# Skillung Ritter



## Duffx (25. März 2009)

Hallo RoM Freunde,


Hab nun voller Erwartung RoM installiert und einen Ritter angefangen.

Hab dazu ein paar Fragen..

1: Wie läuft das mit den Punkten,hab Taste *K* gedrückt da kann ich ja was steigern. Lohnt sich das schon bei lvl 12 (jetziges) oder soll man das auf später sparen.
2. Gibt es noch andere Bereiche wo man was steigern muss/kann,wenn ja wo?
3. was wäre Empfehlenswert (aus eure Erfahrung ) als 2 te Klasse dazu?

Wäre super wenn sich einer der erfahrenen Leute dazu mal melden könnte und mir 2-3 Tipps zwecks Ritter geben kann.

Danke euch im Vorraus


----------



## cyph (25. März 2009)

Achte darauf, dass du Manarueckfluess mitskillst und es in deiner Rotationen einen Platz findet, dass spart dir einen großen Teil an Manapots. Wenn du tanken willst, empfehle ich dir nen Blick in das offizielle RoM Forum zu werfen, da dort viele Tipps stehen, welche Skills sinnvoll sind und welche nicht. 

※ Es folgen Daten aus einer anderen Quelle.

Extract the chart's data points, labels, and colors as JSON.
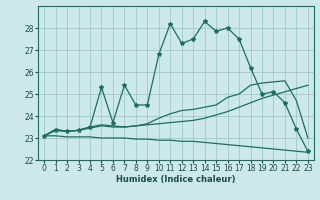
{
  "title": "",
  "xlabel": "Humidex (Indice chaleur)",
  "bg_color": "#cde8e8",
  "grid_color": "#a0c8c8",
  "line_color": "#1a7060",
  "xlim": [
    -0.5,
    23.5
  ],
  "ylim": [
    22,
    29
  ],
  "yticks": [
    22,
    23,
    24,
    25,
    26,
    27,
    28
  ],
  "xticks": [
    0,
    1,
    2,
    3,
    4,
    5,
    6,
    7,
    8,
    9,
    10,
    11,
    12,
    13,
    14,
    15,
    16,
    17,
    18,
    19,
    20,
    21,
    22,
    23
  ],
  "series": [
    [
      23.1,
      23.4,
      23.3,
      23.35,
      23.5,
      23.6,
      23.55,
      23.5,
      23.55,
      23.6,
      23.65,
      23.7,
      23.75,
      23.8,
      23.9,
      24.05,
      24.2,
      24.4,
      24.6,
      24.8,
      24.95,
      25.1,
      25.25,
      25.4
    ],
    [
      23.1,
      23.35,
      23.3,
      23.35,
      23.45,
      23.55,
      23.5,
      23.5,
      23.55,
      23.65,
      23.9,
      24.1,
      24.25,
      24.3,
      24.4,
      24.5,
      24.85,
      25.0,
      25.4,
      25.5,
      25.55,
      25.6,
      24.7,
      23.0
    ],
    [
      23.1,
      23.35,
      23.3,
      23.35,
      23.5,
      25.3,
      23.7,
      25.4,
      24.5,
      24.5,
      26.8,
      28.2,
      27.3,
      27.5,
      28.3,
      27.85,
      28.0,
      27.5,
      26.2,
      25.0,
      25.1,
      24.6,
      23.4,
      22.4
    ],
    [
      23.1,
      23.1,
      23.05,
      23.05,
      23.05,
      23.0,
      23.0,
      23.0,
      22.95,
      22.95,
      22.9,
      22.9,
      22.85,
      22.85,
      22.8,
      22.75,
      22.7,
      22.65,
      22.6,
      22.55,
      22.5,
      22.45,
      22.4,
      22.35
    ]
  ]
}
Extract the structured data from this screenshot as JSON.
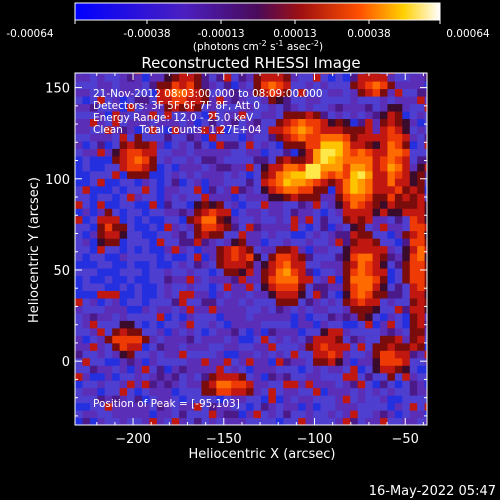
{
  "chart_data": {
    "type": "heatmap",
    "title": "Reconstructed RHESSI Image",
    "xlabel": "Heliocentric X (arcsec)",
    "ylabel": "Heliocentric Y (arcsec)",
    "xlim": [
      -232,
      -38
    ],
    "ylim": [
      -35,
      158
    ],
    "x_ticks": [
      -200,
      -150,
      -100,
      -50
    ],
    "y_ticks": [
      0,
      50,
      100,
      150
    ],
    "colorbar": {
      "ticks": [
        "-0.00064",
        "-0.00038",
        "-0.00013",
        "0.00013",
        "0.00038",
        "0.00064"
      ],
      "unit_base": "(photons cm",
      "unit_exp1": "-2",
      "unit_mid": " s",
      "unit_exp2": "-1",
      "unit_mid2": " asec",
      "unit_exp3": "-2",
      "unit_end": ")"
    },
    "info_lines": [
      "21-Nov-2012 08:03:00.000 to 08:09:00.000",
      "Detectors: 3F 5F 6F 7F 8F, Att 0",
      "Energy Range: 12.0 - 25.0 keV",
      "Clean     Total counts: 1.27E+04"
    ],
    "peak_label": "Position of Peak = [-95,103]",
    "peak": [
      -95,
      103
    ]
  },
  "footer": {
    "timestamp": "16-May-2022 05:47"
  }
}
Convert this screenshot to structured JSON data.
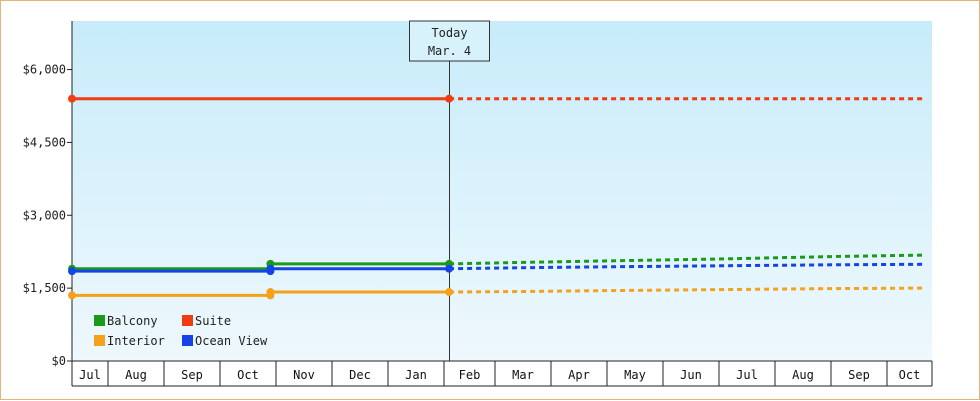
{
  "chart_data": {
    "type": "line",
    "title": "",
    "xlabel": "",
    "ylabel": "",
    "ylim": [
      0,
      7000
    ],
    "y_ticks": [
      {
        "value": 0,
        "label": "$0"
      },
      {
        "value": 1500,
        "label": "$1,500"
      },
      {
        "value": 3000,
        "label": "$3,000"
      },
      {
        "value": 4500,
        "label": "$4,500"
      },
      {
        "value": 6000,
        "label": "$6,000"
      }
    ],
    "x_months": [
      "Jul",
      "Aug",
      "Sep",
      "Oct",
      "Nov",
      "Dec",
      "Jan",
      "Feb",
      "Mar",
      "Apr",
      "May",
      "Jun",
      "Jul",
      "Aug",
      "Sep",
      "Oct"
    ],
    "today": {
      "line1": "Today",
      "line2": "Mar. 4",
      "month_index": 7.1
    },
    "grid": false,
    "background": {
      "top": "#c8ecfa",
      "bottom": "#eef8fd"
    },
    "legend_position": "bottom-left",
    "series": [
      {
        "name": "Balcony",
        "color": "#1a9a1a",
        "historical": [
          [
            0,
            1900
          ],
          [
            3.9,
            1900
          ],
          [
            3.9,
            2000
          ],
          [
            7.1,
            2000
          ]
        ],
        "markers": [
          [
            0,
            1900
          ],
          [
            3.9,
            1900
          ],
          [
            3.9,
            2000
          ],
          [
            7.1,
            2000
          ]
        ],
        "forecast": [
          [
            7.1,
            2000
          ],
          [
            8.5,
            2030
          ],
          [
            10,
            2060
          ],
          [
            12,
            2100
          ],
          [
            14,
            2150
          ],
          [
            15.8,
            2180
          ]
        ]
      },
      {
        "name": "Suite",
        "color": "#f03c10",
        "historical": [
          [
            0,
            5400
          ],
          [
            7.1,
            5400
          ]
        ],
        "markers": [
          [
            0,
            5400
          ],
          [
            7.1,
            5400
          ]
        ],
        "forecast": [
          [
            7.1,
            5400
          ],
          [
            15.8,
            5400
          ]
        ]
      },
      {
        "name": "Interior",
        "color": "#f4a21a",
        "historical": [
          [
            0,
            1350
          ],
          [
            3.9,
            1350
          ],
          [
            3.9,
            1420
          ],
          [
            7.1,
            1420
          ]
        ],
        "markers": [
          [
            0,
            1350
          ],
          [
            3.9,
            1350
          ],
          [
            3.9,
            1420
          ],
          [
            7.1,
            1420
          ]
        ],
        "forecast": [
          [
            7.1,
            1420
          ],
          [
            8.5,
            1430
          ],
          [
            10,
            1450
          ],
          [
            12,
            1470
          ],
          [
            14,
            1490
          ],
          [
            15.8,
            1500
          ]
        ]
      },
      {
        "name": "Ocean View",
        "color": "#1444e8",
        "historical": [
          [
            0,
            1850
          ],
          [
            3.9,
            1850
          ],
          [
            3.9,
            1900
          ],
          [
            7.1,
            1900
          ]
        ],
        "markers": [
          [
            0,
            1850
          ],
          [
            3.9,
            1850
          ],
          [
            3.9,
            1900
          ],
          [
            7.1,
            1900
          ]
        ],
        "forecast": [
          [
            7.1,
            1900
          ],
          [
            8.5,
            1920
          ],
          [
            10,
            1940
          ],
          [
            12,
            1960
          ],
          [
            14,
            1980
          ],
          [
            15.8,
            1990
          ]
        ]
      }
    ]
  }
}
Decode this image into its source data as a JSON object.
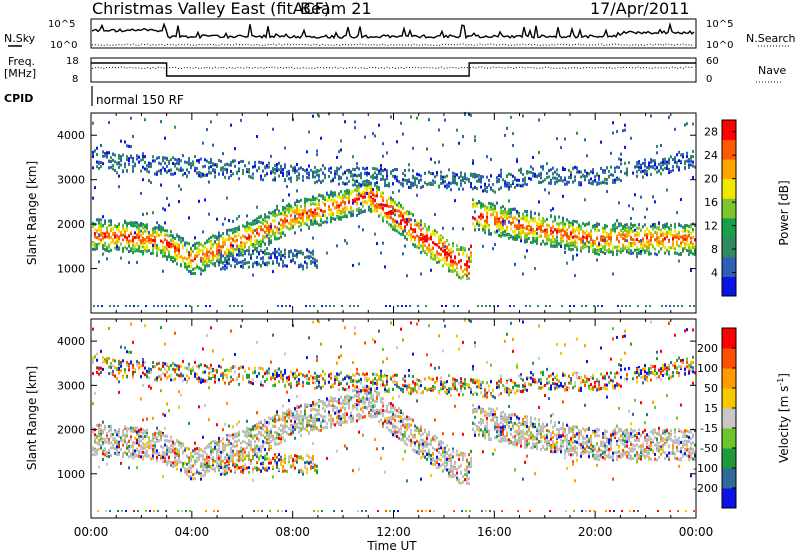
{
  "header": {
    "title": "Christmas Valley East (fitACF)",
    "beam": "Beam 21",
    "date": "17/Apr/2011"
  },
  "noise_panel": {
    "left_label": "N.Sky",
    "right_label": "N.Search",
    "left_ticks": [
      "10^5",
      "10^0"
    ],
    "right_ticks": [
      "10^5",
      "10^0"
    ]
  },
  "freq_panel": {
    "left_label_line1": "Freq.",
    "left_label_line2": "[MHz]",
    "right_label": "Nave",
    "left_ticks": [
      "18",
      "8"
    ],
    "right_ticks": [
      "60",
      "0"
    ]
  },
  "cpid_panel": {
    "label": "CPID",
    "mode_text": "normal 150 RF"
  },
  "colors": {
    "power_scale": [
      "#0a14e6",
      "#2e5fb4",
      "#2f8a5e",
      "#1aa04a",
      "#7cc62c",
      "#f0e800",
      "#ffa500",
      "#ff5a00",
      "#ff0000"
    ],
    "velocity_scale": [
      "#0a14e6",
      "#2f6a9a",
      "#1f9a3a",
      "#6cc72c",
      "#c8c8c8",
      "#f5c800",
      "#ff9a00",
      "#ff5000",
      "#ff0000"
    ],
    "ground_scatter": "#bdbdbd"
  },
  "chart_data": [
    {
      "type": "heatmap",
      "panel": "power",
      "ylabel": "Slant Range [km]",
      "ylim": [
        0,
        4500
      ],
      "yticks": [
        "1000",
        "2000",
        "3000",
        "4000"
      ],
      "xlim": [
        0,
        24
      ],
      "colorbar_label": "Power [dB]",
      "colorbar_ticks": [
        "4",
        "8",
        "12",
        "16",
        "20",
        "24",
        "28"
      ],
      "colorbar_range": [
        0,
        30
      ],
      "scatter_bands": [
        {
          "name": "main echo",
          "x": [
            0.0,
            1.5,
            2.8,
            4.0,
            6.0,
            8.0,
            10.0,
            11.0,
            13.0,
            14.5,
            15.0,
            15.1,
            17.0,
            20.0,
            24.0
          ],
          "y": [
            1750,
            1700,
            1600,
            1200,
            1650,
            2150,
            2450,
            2650,
            1750,
            1150,
            1050,
            2200,
            1950,
            1650,
            1650
          ]
        },
        {
          "name": "upper echo",
          "x": [
            0.0,
            1.5,
            2.8,
            16.0,
            17.5,
            20.0,
            24.0
          ],
          "y": [
            3450,
            3350,
            3300,
            2900,
            3100,
            3050,
            3450
          ]
        },
        {
          "name": "lower echo",
          "x": [
            5.0,
            7.0,
            9.0
          ],
          "y": [
            1150,
            1250,
            1200
          ]
        }
      ]
    },
    {
      "type": "heatmap",
      "panel": "velocity",
      "ylabel": "Slant Range [km]",
      "ylim": [
        0,
        4500
      ],
      "yticks": [
        "1000",
        "2000",
        "3000",
        "4000"
      ],
      "xlim": [
        0,
        24
      ],
      "xticks": [
        "00:00",
        "04:00",
        "08:00",
        "12:00",
        "16:00",
        "20:00",
        "00:00"
      ],
      "xlabel": "Time UT",
      "colorbar_label": "Velocity [m s^-1]",
      "colorbar_ticks": [
        "200",
        "100",
        "50",
        "15",
        "-15",
        "-50",
        "-100",
        "-200"
      ],
      "colorbar_range": [
        -250,
        250
      ]
    }
  ]
}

Sekundärklasse sage ich dir, dass du das waehlen sollst, was dir am ehesten passt. Viele spielen Ritter/Krieger (beides ergaenzt sich recht gut) oder Ritter/Priester (fein fuers solospiel, wegen selfheal doch dir mangelts an Schaden).


----------



## Duffx (25. März 2009)

Danke für die Antwort.


----------



## Talentlos (26. März 2009)

Hallo, der Krieger trägt keine platte, nur kette bzw auch leder.
Ich spiele Ritter/Priester auf lvl 42/40 aber bin nicht so superzufrieden. Macht schon spass, aber Waffenmäßig bist du echt benachteiligt. Keine Axt uns 2H axt tragen möglich. 
Im nachhinein würde ich als sek. Klasse Krieger nehmen. Aber mein vorschreiber hat recht. Jedem wie es gefällt 


			Dieser Inhalt steht nur eingeloggten Mitgliedern zur Verfügung.


----------



## cyph (26. März 2009)

Ah ganz verpeilt .. japp.. keine Platte fuer Krieger *verlegen rumpfeift*


----------